Multi-modal, multi-species, and multi-task latent-space model for decoding level of consciousness
Julia H. Wang · Méliya El Fakiri · Jake Swann · Elena Gado · Scott Jia Xu Cheng · Jordy Tasserie · Rongchen Huang · Jongha Lee · Axoft · Jia Liu · Tianyang Ye · Paul Le Floch · Oliver Armitage
Abstract
Assessing the degree and characteristics of consciousness is central to caring for patients with Disorders of Consciousness (DoC), yet current standard of care is a bedside questionnaire. Using a laminar neural probe we introduce a self-supervised, multi-modal representation learning approach that constructs an interpretable 2-D latent space of brain state from continuous neural recordings. We jointly encode local field potentials (LFPs), single-unit firing rates, and a movement proxy into a time-aware autoregressive VAE (TN-VAE).
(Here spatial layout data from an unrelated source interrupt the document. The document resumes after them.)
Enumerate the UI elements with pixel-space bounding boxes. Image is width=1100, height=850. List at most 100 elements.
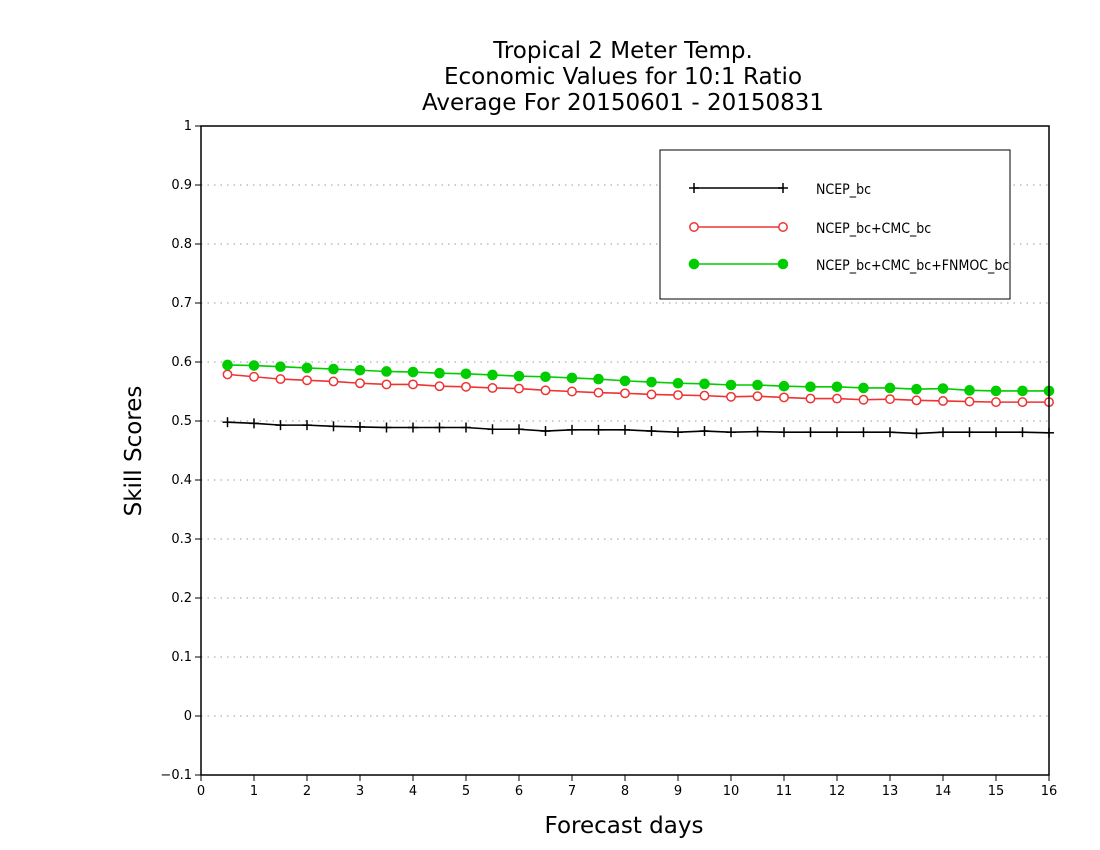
data-point-plus — [434, 422, 445, 433]
x-tick-label: 9 — [674, 784, 682, 799]
data-point-filled-circle — [275, 361, 286, 373]
data-point-plus-legend — [778, 183, 788, 193]
data-point-plus-legend — [689, 183, 699, 193]
data-point-plus — [885, 427, 895, 438]
y-tick-label: 0.9 — [171, 178, 192, 193]
data-point-plus — [646, 426, 657, 437]
data-point-open-circle — [222, 369, 233, 380]
y-tick-label: 0.3 — [171, 532, 192, 547]
legend-label: NCEP_bc+CMC_bc — [816, 221, 931, 237]
data-point-plus — [381, 422, 392, 433]
data-point-open-circle-legend — [689, 222, 699, 232]
data-point-plus — [620, 424, 630, 435]
data-point-filled-circle — [964, 385, 975, 396]
x-tick-label: 14 — [935, 784, 952, 799]
data-point-filled-circle — [699, 378, 710, 390]
data-point-open-circle — [620, 388, 630, 399]
data-point-plus — [328, 421, 339, 432]
data-point-filled-circle — [672, 377, 684, 389]
data-point-filled-circle — [487, 369, 498, 381]
series-line — [227, 364, 1049, 392]
legend-label: NCEP_bc+CMC_bc+FNMOC_bc — [816, 258, 1009, 274]
data-point-filled-circle — [301, 362, 313, 374]
data-point-plus — [1017, 427, 1028, 438]
data-point-filled-circle — [328, 363, 339, 375]
plot-frame — [200, 125, 1050, 776]
y-tick-label: 0 — [184, 709, 192, 724]
series-line — [227, 421, 1050, 435]
data-point-open-circle — [938, 395, 948, 406]
data-point-filled-circle — [1017, 385, 1028, 397]
data-point-open-circle — [911, 395, 922, 406]
y-tick-label: −0.1 — [160, 768, 192, 783]
data-point-plus — [275, 420, 286, 431]
data-point-open-circle — [779, 392, 789, 403]
data-point-filled-circle — [513, 370, 525, 382]
data-point-plus — [487, 424, 498, 435]
data-point-open-circle — [1017, 397, 1028, 408]
data-point-open-circle — [355, 378, 365, 389]
data-point-filled-circle — [858, 382, 869, 394]
data-point-plus — [461, 422, 471, 433]
data-point-plus — [222, 417, 233, 428]
x-tick-label: 1 — [250, 784, 258, 799]
x-tick-label: 5 — [462, 784, 470, 799]
data-point-open-circle — [302, 375, 312, 386]
series-1 — [222, 369, 1054, 408]
x-tick-label: 16 — [1041, 784, 1058, 799]
data-point-open-circle — [832, 393, 842, 404]
x-tick-label: 3 — [356, 784, 364, 799]
data-point-plus — [991, 427, 1001, 438]
x-tick-label: 2 — [303, 784, 311, 799]
data-point-filled-circle — [619, 375, 631, 387]
x-tick-label: 10 — [723, 784, 740, 799]
y-tick-label: 0.5 — [171, 414, 192, 429]
data-point-plus — [302, 420, 312, 431]
data-point-open-circle — [487, 383, 498, 393]
data-point-plus — [673, 427, 683, 438]
legend-box — [659, 149, 1011, 300]
data-point-plus — [540, 426, 551, 437]
data-point-plus — [805, 427, 816, 438]
data-point-open-circle — [991, 397, 1001, 408]
data-point-open-circle — [514, 383, 524, 394]
data-point-filled-circle — [354, 364, 366, 376]
data-point-plus — [938, 427, 948, 438]
data-point-open-circle — [434, 381, 445, 392]
x-tick-label: 13 — [882, 784, 899, 799]
data-point-plus — [964, 427, 975, 438]
data-point-plus — [779, 427, 789, 438]
chart-title-line-2: Economic Values for 10:1 Ratio — [444, 64, 802, 90]
data-point-filled-circle-legend — [688, 258, 700, 270]
data-point-filled-circle — [911, 383, 922, 395]
data-point-open-circle — [593, 387, 604, 398]
x-tick-label: 7 — [568, 784, 576, 799]
data-point-filled-circle — [990, 385, 1002, 397]
data-point-plus — [567, 424, 577, 435]
y-tick-label: 0.1 — [171, 650, 192, 665]
y-tick-label: 0.6 — [171, 355, 192, 370]
x-tick-label: 4 — [409, 784, 417, 799]
data-point-filled-circle — [460, 368, 472, 380]
data-point-open-circle — [673, 390, 683, 400]
data-point-filled-circle-legend — [777, 258, 789, 270]
data-point-filled-circle — [884, 382, 896, 394]
data-point-filled-circle — [831, 381, 843, 393]
legend: NCEP_bc NCEP_bc+CMC_bc NCEP_bc+CMC_bc+FNMO… — [659, 149, 1011, 300]
data-point-open-circle — [646, 389, 657, 400]
data-point-open-circle — [885, 394, 895, 405]
data-point-filled-circle — [407, 366, 419, 378]
data-point-plus — [355, 421, 365, 432]
data-point-open-circle — [249, 371, 259, 382]
data-point-filled-circle — [381, 366, 392, 377]
data-point-filled-circle — [593, 373, 604, 385]
data-point-open-circle — [328, 376, 339, 387]
x-tick-label: 8 — [621, 784, 629, 799]
y-tick-label: 0.7 — [171, 296, 192, 311]
x-tick-label: 6 — [515, 784, 523, 799]
data-point-filled-circle — [725, 379, 737, 391]
data-point-open-circle — [805, 393, 816, 404]
y-tick-label: 0.4 — [171, 473, 192, 488]
data-point-plus — [832, 427, 842, 438]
In rats, pigs and humans undergoing controlled depth anesthesia experiments, the learned latent trajectories nonlinearly, but smoothly, separate four expert-defined states (awake, light, moderate, deep) at $2s$ resolution, exceeding the temporal granularity of behavioral scoring ($15m$). The latent space supports linear readout of both coarse state and individual behavioral components, and its axes align with known physiology: delta/alpha power differentiates unconscious sub-states, while gamma and unit firing distinguish wakefulness. To enable cross-species use and incomplete modality sets, we add lightweight, species-specific stitching layers. This model pretrained on tri-modal rat data and fine-tuned with unimodal (LFP) pig data and unimodal human intraoperative data, successfully separates awake versus anesthetized states in new unseen human subjects, demonstrating zero-shot multi-subject transfer without per-patient calibration. The model further generalizes in a multi-task manner to predict the results of additional stimuli. These results highlight a path toward a foundation model for DoC that generalizes across sessions, subjects, species, and stimuli to enable scalable, continuous brain-state monitoring and clinical decision support.